Analysis  |  By Jasmyne Ray  
   March 28, 2024

There are three prevalent issues that defined the first quarter that leaders should know.

As we wrap up the first quarter of 2024, cost containment, denials management, and cybersecurity stand out as key issues revenue cycle leaders should be mindful of going into the remainder of the year.

Cost Containment

Many health systems are toeing the line of financial stability, looking to contain – or cut – costs whenever they can.

OSF HealthCare is doing its best to maintain the financial stability it’s built after the system’s operating margin fell to -3% in 2022.

Kirsten Largent, senior vice president of financial operations, attributed the decrease to workforce disruption. The system’s current stability comes as a result of rebounds in patient volumes, reducing agency costs, negotiating managed care contracts, and strong performance on value-based contracts.

“We use many vendors as extensions of revenue cycle to assist with some of the niche billing requirements,” Rene Woerner-Utley, vice president of patient accounts, previously told HealthLeaders.

“These include, but are not limited to, vendors for workers [compensation] and third-party liability billing, second level clinical denials, low dollar account collection, and coordination of benefits collection, to name a few.”

Denials Management

Denials remain a pressing issue for revenue cycle operations. The best way to push back against payers, some leaders have found, is to stay diligent and in constant communication with them.

Much of the revenue cycle operations for One Grady, Grady Health’s billing subsidiary, are automated to help streamline processes and increase efficiency; with the tools being leveraged alongside staff like medical coders.

“We’re having to be very intentional and strategic about the way in which we handle denials and really dig into how we operationalize our workforce to be able to manage those denials,” Monica Richey, vice president of physician revenue cycle for One Grady, previously told HealthLeaders.


The Change Healthcare cyberattack in late February disrupted the revenue cycle operations of a substantial number of providers across the country, causing them to lose over $100 million in revenue a day.

The attack, and others like it, are becoming more frequent and more complex, forcing many organizations to step up their information technology and cybersecurity safeguards.

“We’re in the business of treating patients, so a lot of the time, if you don’t have people that are focused on this type of stuff and know its importance, it gets thrown by the wayside,” Joi Lee, manager of cyber governance, risk, compliance for Moffit Cancer Center, previously told HealthLeaders.

The magnitude of revenue cycle disruption in the aftermath of the Change Healthcare attack has increased the importance of health systems having a business continuity plan in place so they’re able to continue processing claims and payments.

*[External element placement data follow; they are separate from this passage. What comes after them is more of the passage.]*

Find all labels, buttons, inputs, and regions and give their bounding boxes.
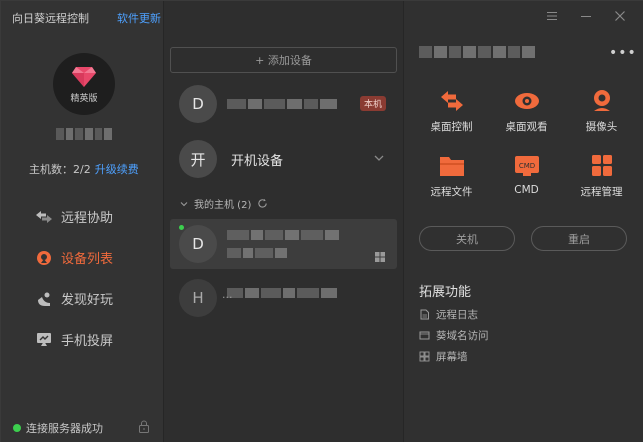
remote-file-icon [439, 157, 464, 176]
device-name-redacted [227, 230, 357, 258]
function-grid: 桌面控制 桌面观看 摄像头 远程文件 CMD CMD 远程管理 [414, 89, 639, 199]
nav-label: 远程协助 [61, 211, 114, 226]
restart-button[interactable]: 重启 [531, 226, 627, 251]
function-label: 摄像头 [585, 121, 618, 133]
sidebar-nav: 远程协助 设备列表 发现好玩 手机投屏 [1, 196, 164, 360]
extensions-list: 远程日志 葵域名访问 屏幕墙 [419, 304, 489, 367]
online-indicator [179, 225, 184, 230]
user-avatar[interactable]: 精英版 [53, 53, 115, 115]
lock-icon[interactable] [138, 420, 150, 433]
chevron-down-icon [180, 201, 188, 206]
device-row-local[interactable]: D 本机 [170, 79, 397, 129]
function-label: CMD [514, 184, 539, 196]
nav-label: 设备列表 [61, 252, 114, 267]
cmd-icon: CMD [514, 156, 539, 176]
diamond-icon [72, 67, 96, 87]
extensions-title: 拓展功能 [419, 285, 472, 300]
power-buttons: 关机 重启 [419, 226, 627, 251]
status-text: 连接服务器成功 [26, 422, 103, 435]
screen-cast-icon [35, 331, 53, 349]
nav-label: 发现好玩 [61, 293, 114, 308]
ext-screen-wall[interactable]: 屏幕墙 [419, 346, 489, 367]
upgrade-renew-link[interactable]: 升级续费 [95, 163, 139, 176]
device-name-redacted [227, 288, 357, 298]
desktop-view-button[interactable]: 桌面观看 [489, 89, 564, 134]
ext-domain-access[interactable]: 葵域名访问 [419, 325, 489, 346]
device-name-redacted [227, 99, 338, 109]
connection-status: 连接服务器成功 [13, 420, 103, 436]
device-list-panel: + 添加设备 D 本机 开 开机设备 我的主机 (2) D H ... [164, 1, 404, 442]
device-row-power-on[interactable]: 开 开机设备 [170, 134, 397, 184]
device-row-host-h[interactable]: H [170, 273, 397, 323]
device-avatar: 开 [179, 140, 217, 178]
device-title-redacted [419, 46, 535, 58]
function-label: 桌面观看 [505, 121, 548, 133]
desktop-control-icon [440, 91, 463, 111]
add-device-button[interactable]: + 添加设备 [170, 47, 397, 73]
device-avatar: H [179, 279, 217, 317]
refresh-icon[interactable] [257, 198, 268, 209]
ext-remote-log[interactable]: 远程日志 [419, 304, 489, 325]
log-icon [420, 309, 429, 320]
group-my-hosts[interactable]: 我的主机 (2) [180, 196, 268, 211]
device-detail-panel: ••• 桌面控制 桌面观看 摄像头 远程文件 CMD CMD 远程管理 关机 重… [404, 1, 643, 442]
chevron-down-icon[interactable] [373, 152, 385, 164]
windows-icon [375, 252, 385, 262]
minimize-icon[interactable] [578, 8, 594, 24]
camera-button[interactable]: 摄像头 [564, 89, 639, 134]
nav-discover[interactable]: 发现好玩 [1, 278, 164, 319]
ext-label: 远程日志 [436, 309, 478, 321]
nav-label: 手机投屏 [61, 334, 114, 349]
device-name: 开机设备 [231, 153, 284, 169]
app-window: 向日葵远程控制 软件更新 精英版 主机数：2/2 升级续费 远程协助 设备列表 … [0, 0, 643, 442]
edition-label: 精英版 [70, 94, 98, 104]
device-list-icon [35, 249, 53, 267]
device-avatar: D [179, 85, 217, 123]
more-options-icon[interactable]: ••• [609, 45, 637, 61]
close-icon[interactable] [612, 8, 628, 24]
camera-icon [593, 90, 610, 111]
username-redacted [56, 128, 113, 140]
host-count: 主机数：2/2 升级续费 [29, 161, 139, 177]
cmd-button[interactable]: CMD CMD [489, 154, 564, 199]
cmd-badge-text: CMD [518, 162, 534, 170]
remote-manage-icon [591, 155, 612, 176]
ext-label: 葵域名访问 [436, 330, 489, 342]
group-label-text: 我的主机 (2) [194, 200, 252, 211]
screen-wall-icon [419, 351, 430, 362]
domain-icon [419, 331, 430, 340]
remote-file-button[interactable]: 远程文件 [414, 154, 489, 199]
discover-icon [35, 290, 53, 308]
remote-manage-button[interactable]: 远程管理 [564, 154, 639, 199]
online-dot-icon [13, 424, 21, 432]
remote-assist-icon [35, 208, 53, 226]
host-count-label: 主机数：2/2 [29, 163, 91, 176]
sidebar: 向日葵远程控制 软件更新 精英版 主机数：2/2 升级续费 远程协助 设备列表 … [1, 1, 164, 442]
function-label: 桌面控制 [430, 121, 473, 133]
device-row-host-d[interactable]: D [170, 219, 397, 269]
function-label: 远程文件 [430, 186, 473, 198]
app-title: 向日葵远程控制 [12, 12, 89, 25]
ext-label: 屏幕墙 [436, 351, 468, 363]
desktop-control-button[interactable]: 桌面控制 [414, 89, 489, 134]
nav-remote-assist[interactable]: 远程协助 [1, 196, 164, 237]
nav-screen-cast[interactable]: 手机投屏 [1, 319, 164, 360]
nav-device-list[interactable]: 设备列表 [1, 237, 164, 278]
desktop-view-icon [514, 93, 539, 109]
software-update-link[interactable]: 软件更新 [117, 10, 161, 26]
shutdown-button[interactable]: 关机 [419, 226, 515, 251]
window-controls [544, 8, 628, 24]
local-badge: 本机 [359, 96, 386, 111]
device-avatar: D [179, 225, 217, 263]
menu-icon[interactable] [544, 8, 560, 24]
function-label: 远程管理 [580, 186, 623, 198]
device-extra-text: ... [222, 288, 233, 301]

Jasmyne Ray is the revenue cycle editor at HealthLeaders. 


Health systems are looking to cut and contain costs wherever they can, some with the assistance of automated solutions.

Providers are having to be diligent, yet strategic, in their approach to appealing denials and communicating with payers.

Cybersecurity concerns have peaked in the aftermath of the Change HealthCare attack and the extent of its disruption to revenue cycle operations.